А за день до этого в дверь Мирских сначала позвонили, а затем заколотили во всю силу. На Семиных часах было восемь утра – рановато для любого визита. Роза Марковна глянула в глазок и тут же открыла. За дверью стояла Гелечка, долголетняя Федина то ли жиличка, то ли подружка. Ее всю трясло, она едва могла выговорить то, что сказала с трудом:
– Роз-за Марковна… Федор Алек-ксандрович умер… – Она пошатнулась на месте и медленно начала сползать на лестничный кафель. – Папа умер, тетя Роза, отец мой.
Этим странным словам про неведомое доселе родство Мирская тогда значения не придала, не до того было.
– Заходи, голубушка, ну-ка, ну-ка… – Она помогла Гельке подняться и провела ее в квартиру.
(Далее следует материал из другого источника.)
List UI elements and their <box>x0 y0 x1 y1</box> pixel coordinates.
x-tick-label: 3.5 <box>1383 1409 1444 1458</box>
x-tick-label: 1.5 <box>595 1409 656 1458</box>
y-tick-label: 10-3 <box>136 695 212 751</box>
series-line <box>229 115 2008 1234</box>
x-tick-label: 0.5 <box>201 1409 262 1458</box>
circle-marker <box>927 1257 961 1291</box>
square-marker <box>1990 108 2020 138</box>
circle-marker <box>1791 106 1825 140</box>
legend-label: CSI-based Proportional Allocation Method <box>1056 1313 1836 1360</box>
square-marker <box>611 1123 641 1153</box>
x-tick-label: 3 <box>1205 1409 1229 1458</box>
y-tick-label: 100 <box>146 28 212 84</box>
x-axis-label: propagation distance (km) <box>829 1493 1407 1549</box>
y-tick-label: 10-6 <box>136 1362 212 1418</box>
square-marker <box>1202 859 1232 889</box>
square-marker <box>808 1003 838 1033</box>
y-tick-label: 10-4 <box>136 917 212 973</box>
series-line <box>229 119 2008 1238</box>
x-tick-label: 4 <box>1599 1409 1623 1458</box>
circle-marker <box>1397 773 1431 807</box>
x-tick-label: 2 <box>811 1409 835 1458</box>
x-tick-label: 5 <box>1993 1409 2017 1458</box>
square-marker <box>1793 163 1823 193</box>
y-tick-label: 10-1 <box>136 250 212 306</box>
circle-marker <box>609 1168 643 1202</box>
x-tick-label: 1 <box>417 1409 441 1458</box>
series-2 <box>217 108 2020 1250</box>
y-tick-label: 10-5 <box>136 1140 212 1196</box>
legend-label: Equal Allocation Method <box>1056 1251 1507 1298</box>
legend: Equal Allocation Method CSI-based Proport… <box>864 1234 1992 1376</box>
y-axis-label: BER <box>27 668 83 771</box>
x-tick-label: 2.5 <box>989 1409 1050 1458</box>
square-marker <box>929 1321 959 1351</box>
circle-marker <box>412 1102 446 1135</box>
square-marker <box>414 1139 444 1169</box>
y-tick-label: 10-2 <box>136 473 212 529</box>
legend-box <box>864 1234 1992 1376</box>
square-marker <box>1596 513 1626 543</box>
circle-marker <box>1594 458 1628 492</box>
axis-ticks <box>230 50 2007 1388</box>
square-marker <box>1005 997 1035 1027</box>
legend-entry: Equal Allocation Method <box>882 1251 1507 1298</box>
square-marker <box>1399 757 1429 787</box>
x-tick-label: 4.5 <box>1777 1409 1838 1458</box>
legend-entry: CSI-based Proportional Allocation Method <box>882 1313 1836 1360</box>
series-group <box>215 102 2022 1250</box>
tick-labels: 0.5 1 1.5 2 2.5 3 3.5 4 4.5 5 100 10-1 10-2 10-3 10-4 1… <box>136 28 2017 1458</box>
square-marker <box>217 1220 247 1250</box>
Та, зайдя, опустилась на стул в прихожей и откинулась на спинку, ловя ртом воздух.
– Ну! – Роза Марковна протянула ей воды. – Говори, что случилось.
Гелька отхлебнула, разливая на себя воду, и ответила, ломая слова:
– Ут-т-ром п-п-ришла, а он л-лежит.
– Может, спит еще? – недоверчиво покачала головой старуха. – После возлияния своего.
Гелька мотнула головой:
– Не-е… Мертвый он, Роза Марковна, совсем не дышит.
– Подожди здесь, – Мирская без задержки решила, что ей делать дальше. – Я сейчас. Дверь не заперта?